Kristen Keymont, 30, is a voice and piano teacher who teaches online and shares a house in Ipswich, Massachusetts, with her partner and two other people. When one of her housemates tested positive just before Christmas, she and her partner spent USD 275 buying more than a dozen tests.
"One test each is nice, I guess," she said. "I'm glad we have them, but we're still going to need to buy more if one of us gets exposed."
It would be better, she said, if requests were linked to each person rather than each residential address.
Also, some people who live in buildings with multiple units had their requests for tests rejected, with the website saying tests had already been ordered for that address.
As those complaints surfaced on social media, people began sharing advice on how to enter apartment or unit numbers in a way that the website would accept them.
There have been nearly 50 million visits to the test-ordering website since it went online Tuesday, according to a federal analytics site.
The US bungled its initial rollout of government-made COVID-19 tests in the early days of the outbreak and has never really gotten back on track.
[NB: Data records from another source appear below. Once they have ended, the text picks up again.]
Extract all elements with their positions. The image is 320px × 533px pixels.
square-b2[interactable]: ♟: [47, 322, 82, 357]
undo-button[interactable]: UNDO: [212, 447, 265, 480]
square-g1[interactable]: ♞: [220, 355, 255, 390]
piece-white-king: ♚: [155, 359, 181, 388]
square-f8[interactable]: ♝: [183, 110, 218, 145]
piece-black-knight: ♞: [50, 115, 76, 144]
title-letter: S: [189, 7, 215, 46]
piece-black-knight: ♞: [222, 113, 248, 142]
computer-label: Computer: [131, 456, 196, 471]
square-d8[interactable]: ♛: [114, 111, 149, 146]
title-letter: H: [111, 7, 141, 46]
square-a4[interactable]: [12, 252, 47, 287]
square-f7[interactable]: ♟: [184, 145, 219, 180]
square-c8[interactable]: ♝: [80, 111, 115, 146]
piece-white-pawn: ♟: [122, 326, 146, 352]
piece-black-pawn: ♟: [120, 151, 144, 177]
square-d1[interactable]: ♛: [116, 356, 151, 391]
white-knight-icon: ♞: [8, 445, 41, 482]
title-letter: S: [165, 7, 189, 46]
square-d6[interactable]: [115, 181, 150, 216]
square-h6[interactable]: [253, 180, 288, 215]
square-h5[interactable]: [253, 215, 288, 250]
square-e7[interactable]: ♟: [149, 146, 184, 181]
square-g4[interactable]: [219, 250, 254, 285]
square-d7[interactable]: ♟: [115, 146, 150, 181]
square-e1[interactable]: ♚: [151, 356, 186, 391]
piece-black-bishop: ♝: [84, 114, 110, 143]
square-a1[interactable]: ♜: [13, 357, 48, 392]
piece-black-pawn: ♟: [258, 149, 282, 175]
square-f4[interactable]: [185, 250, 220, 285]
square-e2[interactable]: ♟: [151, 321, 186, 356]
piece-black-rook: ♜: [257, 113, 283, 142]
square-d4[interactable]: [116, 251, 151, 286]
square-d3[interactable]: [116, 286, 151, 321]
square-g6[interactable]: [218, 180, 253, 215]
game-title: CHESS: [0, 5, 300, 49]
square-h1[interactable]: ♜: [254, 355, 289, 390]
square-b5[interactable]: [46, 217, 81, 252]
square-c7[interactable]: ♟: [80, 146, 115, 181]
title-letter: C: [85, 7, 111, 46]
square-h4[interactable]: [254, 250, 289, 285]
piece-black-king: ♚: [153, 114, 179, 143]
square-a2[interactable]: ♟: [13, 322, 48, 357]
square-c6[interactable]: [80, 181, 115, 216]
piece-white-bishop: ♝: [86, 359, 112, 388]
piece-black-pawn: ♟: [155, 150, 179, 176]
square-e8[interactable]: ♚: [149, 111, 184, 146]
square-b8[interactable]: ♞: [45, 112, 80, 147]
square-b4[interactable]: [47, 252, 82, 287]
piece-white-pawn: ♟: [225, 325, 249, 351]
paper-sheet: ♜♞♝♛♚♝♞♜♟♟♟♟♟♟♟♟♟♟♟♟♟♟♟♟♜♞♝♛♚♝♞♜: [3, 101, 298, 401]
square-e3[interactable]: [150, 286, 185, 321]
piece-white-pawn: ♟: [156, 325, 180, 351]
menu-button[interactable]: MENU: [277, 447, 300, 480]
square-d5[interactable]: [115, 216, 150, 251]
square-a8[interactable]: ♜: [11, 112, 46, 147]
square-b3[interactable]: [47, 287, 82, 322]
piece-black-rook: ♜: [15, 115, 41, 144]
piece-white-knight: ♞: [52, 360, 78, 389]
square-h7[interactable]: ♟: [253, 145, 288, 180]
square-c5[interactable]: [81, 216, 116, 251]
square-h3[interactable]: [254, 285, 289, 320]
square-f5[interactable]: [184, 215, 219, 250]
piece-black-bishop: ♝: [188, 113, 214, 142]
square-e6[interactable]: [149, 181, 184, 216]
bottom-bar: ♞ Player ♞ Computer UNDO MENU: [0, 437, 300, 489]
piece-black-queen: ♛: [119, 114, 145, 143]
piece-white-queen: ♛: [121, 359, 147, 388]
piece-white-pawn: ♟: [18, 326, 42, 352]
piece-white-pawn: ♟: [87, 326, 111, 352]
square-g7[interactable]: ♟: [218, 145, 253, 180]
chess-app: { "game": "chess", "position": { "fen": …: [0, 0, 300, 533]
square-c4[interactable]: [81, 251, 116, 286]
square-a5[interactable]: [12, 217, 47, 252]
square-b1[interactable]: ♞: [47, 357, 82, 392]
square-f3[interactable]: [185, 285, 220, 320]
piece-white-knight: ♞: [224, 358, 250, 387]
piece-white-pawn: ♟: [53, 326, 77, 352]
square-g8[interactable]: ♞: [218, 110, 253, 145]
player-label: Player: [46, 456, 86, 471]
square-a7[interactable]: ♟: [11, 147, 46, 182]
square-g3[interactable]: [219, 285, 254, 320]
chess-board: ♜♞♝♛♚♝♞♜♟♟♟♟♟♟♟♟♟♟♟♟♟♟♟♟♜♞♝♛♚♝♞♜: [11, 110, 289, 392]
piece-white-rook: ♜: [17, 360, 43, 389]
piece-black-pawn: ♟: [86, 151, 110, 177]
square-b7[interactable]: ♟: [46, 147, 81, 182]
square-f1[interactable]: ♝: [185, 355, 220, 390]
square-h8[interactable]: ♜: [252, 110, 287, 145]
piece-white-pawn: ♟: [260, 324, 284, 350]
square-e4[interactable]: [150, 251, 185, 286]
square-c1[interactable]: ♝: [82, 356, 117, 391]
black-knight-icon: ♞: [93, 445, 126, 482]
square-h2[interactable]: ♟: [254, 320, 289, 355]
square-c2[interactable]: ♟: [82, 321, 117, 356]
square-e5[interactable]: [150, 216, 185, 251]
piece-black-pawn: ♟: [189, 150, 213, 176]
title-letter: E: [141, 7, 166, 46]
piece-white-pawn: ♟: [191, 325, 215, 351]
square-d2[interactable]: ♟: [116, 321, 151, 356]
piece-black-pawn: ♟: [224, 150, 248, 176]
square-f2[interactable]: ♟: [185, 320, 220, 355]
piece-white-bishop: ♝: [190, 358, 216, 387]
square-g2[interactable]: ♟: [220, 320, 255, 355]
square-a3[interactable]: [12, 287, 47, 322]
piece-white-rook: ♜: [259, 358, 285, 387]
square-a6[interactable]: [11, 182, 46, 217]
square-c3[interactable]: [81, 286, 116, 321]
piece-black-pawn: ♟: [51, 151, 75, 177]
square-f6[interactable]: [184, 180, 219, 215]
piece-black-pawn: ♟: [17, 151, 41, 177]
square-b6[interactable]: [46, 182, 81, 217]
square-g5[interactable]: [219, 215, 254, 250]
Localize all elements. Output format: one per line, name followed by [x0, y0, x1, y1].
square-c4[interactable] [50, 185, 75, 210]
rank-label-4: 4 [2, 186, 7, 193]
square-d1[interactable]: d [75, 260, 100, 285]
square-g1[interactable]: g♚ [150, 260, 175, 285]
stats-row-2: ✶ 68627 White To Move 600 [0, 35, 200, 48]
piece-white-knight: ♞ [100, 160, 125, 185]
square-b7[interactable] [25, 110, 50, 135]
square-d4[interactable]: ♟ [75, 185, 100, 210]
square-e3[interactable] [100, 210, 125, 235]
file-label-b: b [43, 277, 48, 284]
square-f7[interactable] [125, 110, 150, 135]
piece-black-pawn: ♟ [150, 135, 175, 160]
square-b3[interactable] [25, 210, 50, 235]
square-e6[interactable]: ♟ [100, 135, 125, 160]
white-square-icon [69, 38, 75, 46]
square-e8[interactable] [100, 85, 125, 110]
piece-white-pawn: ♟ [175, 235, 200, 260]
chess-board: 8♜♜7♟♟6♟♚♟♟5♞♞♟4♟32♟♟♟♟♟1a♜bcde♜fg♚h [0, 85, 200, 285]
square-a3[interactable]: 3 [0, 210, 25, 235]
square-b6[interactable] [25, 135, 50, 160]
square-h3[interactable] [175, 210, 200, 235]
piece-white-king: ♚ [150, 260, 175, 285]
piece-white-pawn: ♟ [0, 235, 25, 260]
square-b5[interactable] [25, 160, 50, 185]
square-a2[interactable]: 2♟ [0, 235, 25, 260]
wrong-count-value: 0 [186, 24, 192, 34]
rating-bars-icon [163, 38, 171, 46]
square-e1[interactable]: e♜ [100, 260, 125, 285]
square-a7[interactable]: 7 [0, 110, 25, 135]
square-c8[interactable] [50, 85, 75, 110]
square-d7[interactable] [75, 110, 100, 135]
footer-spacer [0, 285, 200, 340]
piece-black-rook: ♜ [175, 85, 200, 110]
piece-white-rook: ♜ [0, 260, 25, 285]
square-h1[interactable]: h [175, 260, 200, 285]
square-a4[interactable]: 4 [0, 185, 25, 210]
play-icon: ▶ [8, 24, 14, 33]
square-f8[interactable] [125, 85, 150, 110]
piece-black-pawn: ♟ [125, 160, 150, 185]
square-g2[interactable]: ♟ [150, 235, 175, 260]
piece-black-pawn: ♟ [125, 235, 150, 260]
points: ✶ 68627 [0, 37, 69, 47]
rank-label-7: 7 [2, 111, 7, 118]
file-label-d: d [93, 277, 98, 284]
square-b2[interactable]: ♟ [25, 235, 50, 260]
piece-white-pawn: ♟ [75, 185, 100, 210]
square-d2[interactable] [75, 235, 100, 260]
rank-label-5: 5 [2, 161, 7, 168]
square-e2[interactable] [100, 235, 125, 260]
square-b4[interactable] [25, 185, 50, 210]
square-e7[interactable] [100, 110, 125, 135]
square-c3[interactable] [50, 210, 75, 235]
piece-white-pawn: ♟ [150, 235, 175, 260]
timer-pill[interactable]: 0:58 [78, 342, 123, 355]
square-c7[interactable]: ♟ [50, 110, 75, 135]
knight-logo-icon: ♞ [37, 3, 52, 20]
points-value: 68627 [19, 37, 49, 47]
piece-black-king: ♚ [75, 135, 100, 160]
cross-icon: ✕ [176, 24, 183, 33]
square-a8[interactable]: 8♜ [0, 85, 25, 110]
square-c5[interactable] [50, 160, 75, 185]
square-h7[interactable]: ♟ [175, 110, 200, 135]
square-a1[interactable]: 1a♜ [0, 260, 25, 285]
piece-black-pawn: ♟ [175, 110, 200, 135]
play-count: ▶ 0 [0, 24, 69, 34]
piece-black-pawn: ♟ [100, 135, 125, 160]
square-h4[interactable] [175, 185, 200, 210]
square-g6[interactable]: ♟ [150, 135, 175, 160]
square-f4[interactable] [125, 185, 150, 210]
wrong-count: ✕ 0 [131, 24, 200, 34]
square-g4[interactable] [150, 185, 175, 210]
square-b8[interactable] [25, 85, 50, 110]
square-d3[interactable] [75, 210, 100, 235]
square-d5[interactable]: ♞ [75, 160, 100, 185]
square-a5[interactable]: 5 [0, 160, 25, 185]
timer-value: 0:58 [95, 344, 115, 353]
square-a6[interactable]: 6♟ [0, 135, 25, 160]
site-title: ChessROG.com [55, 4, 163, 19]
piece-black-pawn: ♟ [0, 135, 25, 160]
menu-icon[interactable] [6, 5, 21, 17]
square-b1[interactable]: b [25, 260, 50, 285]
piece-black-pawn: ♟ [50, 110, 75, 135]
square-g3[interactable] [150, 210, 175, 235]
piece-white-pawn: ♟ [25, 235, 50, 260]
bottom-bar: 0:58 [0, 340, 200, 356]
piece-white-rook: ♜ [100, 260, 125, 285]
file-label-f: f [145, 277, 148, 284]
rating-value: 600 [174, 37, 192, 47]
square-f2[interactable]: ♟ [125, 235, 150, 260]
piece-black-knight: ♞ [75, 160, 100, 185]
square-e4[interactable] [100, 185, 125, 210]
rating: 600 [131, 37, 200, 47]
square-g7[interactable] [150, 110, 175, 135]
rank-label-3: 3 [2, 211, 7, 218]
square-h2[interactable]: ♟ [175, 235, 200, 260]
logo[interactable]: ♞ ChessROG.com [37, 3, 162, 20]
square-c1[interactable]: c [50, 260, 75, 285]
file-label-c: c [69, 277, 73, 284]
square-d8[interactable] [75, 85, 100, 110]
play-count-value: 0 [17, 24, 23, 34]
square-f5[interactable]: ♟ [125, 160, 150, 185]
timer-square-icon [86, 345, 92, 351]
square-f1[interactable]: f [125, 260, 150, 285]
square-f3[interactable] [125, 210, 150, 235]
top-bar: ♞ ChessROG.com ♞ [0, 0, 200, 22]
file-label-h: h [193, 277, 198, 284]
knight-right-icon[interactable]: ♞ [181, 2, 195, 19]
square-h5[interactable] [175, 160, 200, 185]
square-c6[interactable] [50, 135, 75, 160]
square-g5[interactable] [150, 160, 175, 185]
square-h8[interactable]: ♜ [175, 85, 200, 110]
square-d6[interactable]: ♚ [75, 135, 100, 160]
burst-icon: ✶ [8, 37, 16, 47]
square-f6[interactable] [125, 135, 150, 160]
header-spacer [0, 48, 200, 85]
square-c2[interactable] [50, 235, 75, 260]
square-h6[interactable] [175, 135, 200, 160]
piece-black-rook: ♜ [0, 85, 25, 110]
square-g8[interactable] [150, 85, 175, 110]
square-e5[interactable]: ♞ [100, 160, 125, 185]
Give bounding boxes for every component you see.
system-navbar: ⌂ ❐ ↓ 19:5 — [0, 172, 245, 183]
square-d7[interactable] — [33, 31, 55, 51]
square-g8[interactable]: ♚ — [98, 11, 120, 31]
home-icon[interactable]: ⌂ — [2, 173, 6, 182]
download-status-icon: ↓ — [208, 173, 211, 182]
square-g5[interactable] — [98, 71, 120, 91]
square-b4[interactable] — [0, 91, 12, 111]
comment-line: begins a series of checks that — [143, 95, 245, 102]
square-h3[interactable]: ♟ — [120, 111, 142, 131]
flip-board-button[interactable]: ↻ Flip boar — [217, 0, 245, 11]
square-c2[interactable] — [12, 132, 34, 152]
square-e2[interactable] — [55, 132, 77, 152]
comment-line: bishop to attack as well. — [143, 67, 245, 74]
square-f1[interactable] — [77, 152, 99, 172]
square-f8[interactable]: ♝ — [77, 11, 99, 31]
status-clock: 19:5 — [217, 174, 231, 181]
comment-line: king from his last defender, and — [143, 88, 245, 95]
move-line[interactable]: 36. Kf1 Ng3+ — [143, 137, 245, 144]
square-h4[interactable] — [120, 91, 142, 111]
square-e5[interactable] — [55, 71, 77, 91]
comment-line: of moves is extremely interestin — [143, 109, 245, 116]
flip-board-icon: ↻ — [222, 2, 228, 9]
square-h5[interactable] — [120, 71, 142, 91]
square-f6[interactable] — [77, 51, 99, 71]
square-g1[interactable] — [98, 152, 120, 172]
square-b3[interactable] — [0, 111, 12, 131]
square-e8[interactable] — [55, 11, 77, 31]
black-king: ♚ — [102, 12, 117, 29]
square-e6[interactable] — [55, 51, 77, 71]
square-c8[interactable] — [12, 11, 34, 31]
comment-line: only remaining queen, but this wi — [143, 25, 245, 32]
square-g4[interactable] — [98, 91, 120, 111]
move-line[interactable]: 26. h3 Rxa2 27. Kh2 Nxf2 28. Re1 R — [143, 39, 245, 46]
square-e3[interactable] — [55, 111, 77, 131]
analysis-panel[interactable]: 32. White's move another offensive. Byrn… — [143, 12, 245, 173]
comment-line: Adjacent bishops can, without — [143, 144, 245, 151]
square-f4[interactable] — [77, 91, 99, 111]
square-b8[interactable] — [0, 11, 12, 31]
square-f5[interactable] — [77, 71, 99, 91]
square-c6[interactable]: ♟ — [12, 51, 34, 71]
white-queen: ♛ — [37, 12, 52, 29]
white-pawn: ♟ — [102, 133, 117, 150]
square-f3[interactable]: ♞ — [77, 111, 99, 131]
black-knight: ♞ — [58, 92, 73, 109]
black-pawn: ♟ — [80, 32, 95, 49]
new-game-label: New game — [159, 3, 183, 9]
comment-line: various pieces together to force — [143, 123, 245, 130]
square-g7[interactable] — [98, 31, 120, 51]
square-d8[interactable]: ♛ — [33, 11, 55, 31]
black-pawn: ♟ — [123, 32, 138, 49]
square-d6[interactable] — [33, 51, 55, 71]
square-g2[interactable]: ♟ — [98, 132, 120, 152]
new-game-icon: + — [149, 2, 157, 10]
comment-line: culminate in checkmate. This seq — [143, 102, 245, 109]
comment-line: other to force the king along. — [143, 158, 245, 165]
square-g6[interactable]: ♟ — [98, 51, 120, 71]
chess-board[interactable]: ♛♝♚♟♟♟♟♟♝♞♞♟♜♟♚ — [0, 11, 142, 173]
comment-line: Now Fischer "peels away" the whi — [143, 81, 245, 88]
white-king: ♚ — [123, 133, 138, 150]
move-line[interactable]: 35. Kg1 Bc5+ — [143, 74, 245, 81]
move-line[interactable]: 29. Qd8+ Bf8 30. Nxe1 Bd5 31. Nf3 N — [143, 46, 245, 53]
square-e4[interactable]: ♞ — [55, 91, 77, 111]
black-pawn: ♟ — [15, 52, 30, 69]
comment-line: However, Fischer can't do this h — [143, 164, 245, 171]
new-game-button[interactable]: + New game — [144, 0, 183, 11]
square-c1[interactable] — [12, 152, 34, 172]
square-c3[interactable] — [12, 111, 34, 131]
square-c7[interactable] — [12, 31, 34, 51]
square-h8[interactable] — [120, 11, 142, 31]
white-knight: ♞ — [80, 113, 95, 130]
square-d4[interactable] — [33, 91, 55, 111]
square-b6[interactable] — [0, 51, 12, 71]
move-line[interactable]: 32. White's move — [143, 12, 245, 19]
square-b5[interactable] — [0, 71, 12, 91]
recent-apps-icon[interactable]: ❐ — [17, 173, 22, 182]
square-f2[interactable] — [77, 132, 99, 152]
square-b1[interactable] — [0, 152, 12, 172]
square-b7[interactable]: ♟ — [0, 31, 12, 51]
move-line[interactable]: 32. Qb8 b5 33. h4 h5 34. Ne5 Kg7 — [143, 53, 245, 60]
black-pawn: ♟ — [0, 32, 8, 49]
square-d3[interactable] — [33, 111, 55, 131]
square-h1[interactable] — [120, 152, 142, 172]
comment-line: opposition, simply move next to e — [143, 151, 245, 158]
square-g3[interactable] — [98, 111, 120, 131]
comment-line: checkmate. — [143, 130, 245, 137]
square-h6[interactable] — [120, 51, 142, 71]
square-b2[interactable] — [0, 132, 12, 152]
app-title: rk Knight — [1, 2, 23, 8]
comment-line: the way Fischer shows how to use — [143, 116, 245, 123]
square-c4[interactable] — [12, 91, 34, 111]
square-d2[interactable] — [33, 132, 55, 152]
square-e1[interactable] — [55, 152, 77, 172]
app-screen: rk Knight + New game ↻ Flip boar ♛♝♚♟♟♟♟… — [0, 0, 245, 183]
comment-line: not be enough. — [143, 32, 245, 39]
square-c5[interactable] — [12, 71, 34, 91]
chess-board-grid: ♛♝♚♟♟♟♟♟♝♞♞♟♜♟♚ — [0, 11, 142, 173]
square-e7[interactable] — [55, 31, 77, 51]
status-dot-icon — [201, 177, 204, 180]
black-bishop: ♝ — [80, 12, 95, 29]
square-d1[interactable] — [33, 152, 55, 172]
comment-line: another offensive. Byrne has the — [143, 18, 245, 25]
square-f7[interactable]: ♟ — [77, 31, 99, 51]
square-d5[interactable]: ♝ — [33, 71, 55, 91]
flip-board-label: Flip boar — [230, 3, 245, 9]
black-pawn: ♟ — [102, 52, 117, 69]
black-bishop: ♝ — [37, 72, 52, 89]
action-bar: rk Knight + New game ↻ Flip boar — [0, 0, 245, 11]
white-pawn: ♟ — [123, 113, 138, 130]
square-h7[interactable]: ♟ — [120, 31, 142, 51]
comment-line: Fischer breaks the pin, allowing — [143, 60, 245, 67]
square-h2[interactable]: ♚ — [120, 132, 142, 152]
While private companies are now producing more than 250 million at-home tests per month, that is still not enough to allow most Americans to frequently test themselves.
The Biden administration focused most of its early COVID-19 efforts on rolling out vaccines. As infections fell last spring, demand for testing plummeted and many manufacturers began shutting down plants.
Only in September after the delta surge was in full swing did the Biden administration announce its first federal contracts designed to jump-start home test production.
Countries like Britain and Germany purchased and distributed billions of the tests soon after they became available last year.
"If you leave the manufacturers to their own devices, they're just going to respond to what's happening right now," said Dr Amy Karger, a testing specialist at the University of Minnesota Medical School.
"And then there's not a lot of bandwidth if something surprising happens, as it did with omicron."
Even with government intervention, the US faces a massive testing load because of its population, which is five times larger than Britain's.
The US would need 2.3 billion tests per month for all teens and adults to test themselves twice per week. That's more than double the number of at-home tests the administration plans to distribute over several months.
Dr David Michaels, a former member of Biden's COVID-19 advisory board, said the administration will probably need to request more federal money to fund testing for years to come.
"Congress was willing to put trillions of dollars into infrastructure primarily to improve transportation. This is infrastructure," said Michaels, a public health professor at George Washington University. "We need billions more in testing to save lives and maintain the economy."
For now, testing will probably continue to be strained. And even the most bullish proponents say the U.S. will have to carefully weigh where home tests can have the greatest benefit for instance, by dispensing them to those most vulnerable to the virus.
"The fact is we just don't have that kind of mass testing capacity in the US," said Dr Michael Mina, chief science officer for home testing service eMed, who once called for using billions of tests per month to crush the pandemic.
"We should now be thinking about how to use these tests in a strategic way. We don't want to just dilute them out across the population."
Mina and others acknowledge widespread use of rapid tests is not without its downsides. Results from at-home tests are seldom reported to health authorities, giving an imperfect picture of the spread and size of the pandemic.
More than 2 million test results a day are being reported to US health officials, but nearly all of them come from laboratory-processed tests. Some researchers estimate the real number of daily tests is roughly 5 million, when accounting for at-home ones.